Pre-close trading, AGM and prospects

13 Aug 2024 / Corporate research

SCE is delivering its £390m order book but still faces headwinds. It is knocking down the obstacles, giving detailed explanation of progress, and, indeed, output has been consistently good since late June. Clearly, this is not as early as hoped. We maintain our 2024E sales, but we have reduced several forward profit estimates. This means that we now estimate a £2m gross cash outflow for 2H24, with a stable 2025, and rising 2H25 and thereafter. Significantly, from here, there are now duplicated pieces of kit at each point. Disappointments, to date, have been about rates of delivery acceleration, which, nonetheless, are almost doubling each year.

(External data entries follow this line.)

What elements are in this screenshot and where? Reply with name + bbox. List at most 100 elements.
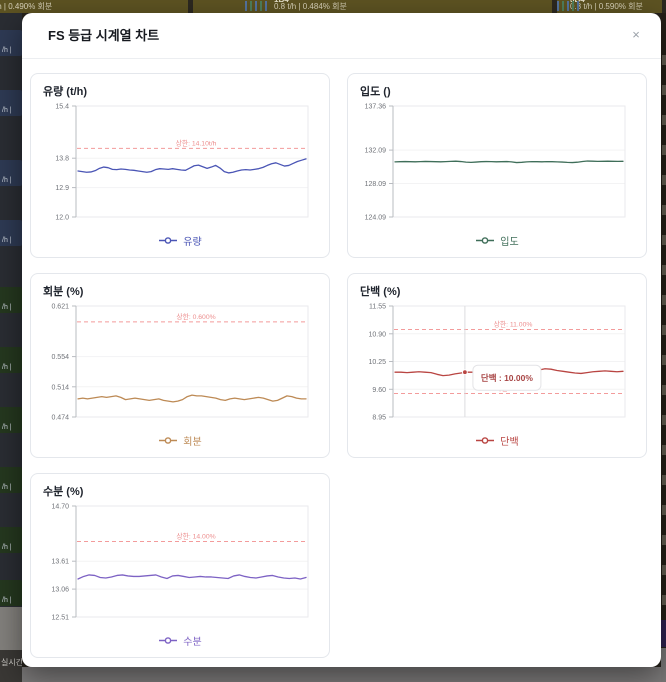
chart-plot[interactable]: 상한: 11.00%하한: 9.50%11.5510.9010.259.608.… <box>360 303 636 423</box>
series-line <box>77 394 307 403</box>
fs-grade-timeseries-modal: FS 등급 시계열 차트 × 유량 (t/h) 상한: 14.10t/h 15.4… <box>22 13 661 667</box>
background-left-cards: 실시간 /h | /h | /h | /h | /h | /h | /h | /h | /h |… <box>0 13 22 682</box>
background-top-cards: /h | 0.490% 회분 1B4 0.8 t/h | 0.484% 회분 3… <box>0 0 666 13</box>
charts-grid: 유량 (t/h) 상한: 14.10t/h 15.4 13.8 12.9 12.0 유량… <box>30 73 647 658</box>
background-bottom-area <box>22 667 666 682</box>
background-sliver <box>662 295 666 305</box>
chart-card: 수분 (%) 상한: 14.00% 14.70 13.61 13.06 12.51 수분 <box>30 473 330 658</box>
tooltip-box <box>472 364 542 391</box>
series-line <box>394 160 624 164</box>
background-top-card: 3B4 0.8 t/h | 0.590% 회분 <box>557 0 662 13</box>
chart-title: 유량 (t/h) <box>43 86 88 98</box>
legend-label: 회분 <box>183 436 202 448</box>
hover-point <box>462 369 468 376</box>
background-sliver <box>662 415 666 425</box>
background-sliver <box>662 505 666 515</box>
legend-label: 유량 <box>183 236 202 248</box>
tick-label: 13.06 <box>51 587 69 594</box>
background-sliver <box>662 535 666 545</box>
background-top-card: /h | 0.490% 회분 <box>0 0 188 13</box>
background-edge-card: /h | <box>0 467 22 493</box>
background-sliver <box>662 175 666 185</box>
modal-title: FS 등급 시계열 차트 <box>48 28 160 43</box>
chart-legend-item[interactable]: 단백 <box>348 432 646 448</box>
legend-label: 단백 <box>500 436 519 448</box>
close-icon[interactable]: × <box>632 27 640 42</box>
plot-border <box>75 105 309 218</box>
legend-line-dot-icon <box>475 436 495 445</box>
chart-plot[interactable]: 상한: 14.00% 14.70 13.61 13.06 12.51 <box>43 503 319 623</box>
series-line <box>77 574 307 580</box>
background-card-text: 0.8 t/h | 0.590% 회분 <box>570 2 643 11</box>
legend-line-dot-icon <box>158 436 178 445</box>
limit-label: 상한: 14.10t/h <box>176 138 217 147</box>
tick-label: 15.4 <box>55 104 69 111</box>
background-sliver <box>662 115 666 125</box>
background-sliver <box>661 620 666 647</box>
chart-card: 단백 (%) 상한: 11.00%하한: 9.50%11.5510.9010.2… <box>347 273 647 458</box>
background-edge-card: /h | <box>0 580 22 606</box>
background-right-edge <box>661 13 666 682</box>
tick-label: 0.554 <box>51 354 69 361</box>
legend-line-dot-icon <box>158 236 178 245</box>
chart-card: 입도 () 137.36 132.09 128.09 124.09 입도 <box>347 73 647 258</box>
background-sliver <box>662 205 666 215</box>
chart-title: 회분 (%) <box>43 286 84 298</box>
background-sliver <box>662 325 666 335</box>
series-line <box>77 158 307 174</box>
background-card-id: 1B4 <box>274 0 289 4</box>
tick-label: 12.9 <box>55 185 69 192</box>
chart-title: 입도 () <box>360 86 391 98</box>
background-edge-card: /h | <box>0 287 22 313</box>
background-sliver <box>662 145 666 155</box>
tick-label: 124.09 <box>365 215 387 222</box>
background-sliver <box>662 265 666 275</box>
chart-title: 단백 (%) <box>360 286 401 298</box>
plot-border <box>75 305 309 418</box>
limit-label: 상한: 11.00% <box>494 320 533 329</box>
tick-label: 132.09 <box>365 148 387 155</box>
background-edge-card: /h | <box>0 220 22 246</box>
background-edge-card: /h | <box>0 160 22 186</box>
chart-plot[interactable]: 상한: 0.600% 0.621 0.554 0.514 0.474 <box>43 303 319 423</box>
background-card-text: /h | 0.490% 회분 <box>0 2 53 11</box>
background-sliver <box>662 355 666 365</box>
limit-label: 상한: 14.00% <box>176 532 215 541</box>
tick-label: 128.09 <box>365 181 387 188</box>
chart-plot[interactable]: 137.36 132.09 128.09 124.09 <box>360 103 636 223</box>
chart-title: 수분 (%) <box>43 486 84 498</box>
background-sliver <box>662 475 666 485</box>
tick-label: 9.60 <box>372 387 386 394</box>
background-sliver <box>662 55 666 65</box>
tick-label: 0.474 <box>51 415 69 422</box>
background-left-panel <box>0 607 22 650</box>
tick-label: 10.90 <box>368 331 386 338</box>
tick-label: 137.36 <box>365 104 387 111</box>
tick-label: 13.61 <box>51 559 69 566</box>
background-edge-card: /h | <box>0 90 22 116</box>
tick-label: 8.95 <box>372 415 386 422</box>
chart-legend-item[interactable]: 입도 <box>348 232 646 248</box>
legend-line-dot-icon <box>158 636 178 645</box>
modal-header: FS 등급 시계열 차트 × <box>22 13 661 59</box>
background-card-text: 0.8 t/h | 0.484% 회분 <box>274 2 347 11</box>
background-sliver <box>662 385 666 395</box>
tick-label: 10.25 <box>368 359 386 366</box>
background-edge-card: /h | <box>0 407 22 433</box>
legend-line-dot-icon <box>475 236 495 245</box>
chart-legend-item[interactable]: 수분 <box>31 632 329 648</box>
chart-card: 회분 (%) 상한: 0.600% 0.621 0.554 0.514 0.474 회분 <box>30 273 330 458</box>
background-sliver <box>662 235 666 245</box>
chart-legend-item[interactable]: 유량 <box>31 232 329 248</box>
mini-bar-chart-icon <box>557 1 583 11</box>
legend-label: 수분 <box>183 636 202 648</box>
tick-label: 14.70 <box>51 504 69 511</box>
background-sliver <box>662 595 666 605</box>
chart-plot[interactable]: 상한: 14.10t/h 15.4 13.8 12.9 12.0 <box>43 103 319 223</box>
chart-legend-item[interactable]: 회분 <box>31 432 329 448</box>
background-sliver <box>662 565 666 575</box>
tooltip-label: 단백 : 10.00% <box>481 373 533 383</box>
tick-label: 0.514 <box>51 384 69 391</box>
tick-label: 0.621 <box>51 304 69 311</box>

  • Results summary: 2023 revenue rose 81%. Many months ago, we had to cut expectations sharply of £23m sales and maiden profits. A major extra contract from existing customer OEM 10 was won. SCE is delivering on five multi-year contracts. End-2023 gross cash was £6.1m, £5.0m by end-June 2024.
  • Operations: Importantly, since mid-June, production on a consistent daily basis has been twice the rate of the prior five months. COO, Stephen Easton, in post since September 2023, has overseen a £9.1m capital spend and a wide series of enhancements, including significant rises in manufacturing yield.
  • Cash and profits: Our “takeaways” are for cash to reduce by ca.£2m in 2H24, with EBITDA breakeven in 4Q24, 2025 EBITDA cash generation and thereafter, pre the funded capital expenditure. We maintain 2025 and downgrade 2024 due to lower margins and 1H24 production-led slippages.
  • Risks: The reduction of scrappage is expected to continue to improve to below 14% by the end of this year. This supports a first EBITDA profit in 2025E but only modest; cash generation is pushed back to late 2025. We understand clients are “onboard” with the more modest delivery rises.
  • Investment case: The market opportunity and competitive moat are exciting. as is the order book. Frustration at the slower-than-expected production ramp-up, and the cash impact, is material, but rates are broadly doubling annually. For the ongoing capital expenditure programme, we estimate EBIT returns on capital equipment at 20%-30% p.a.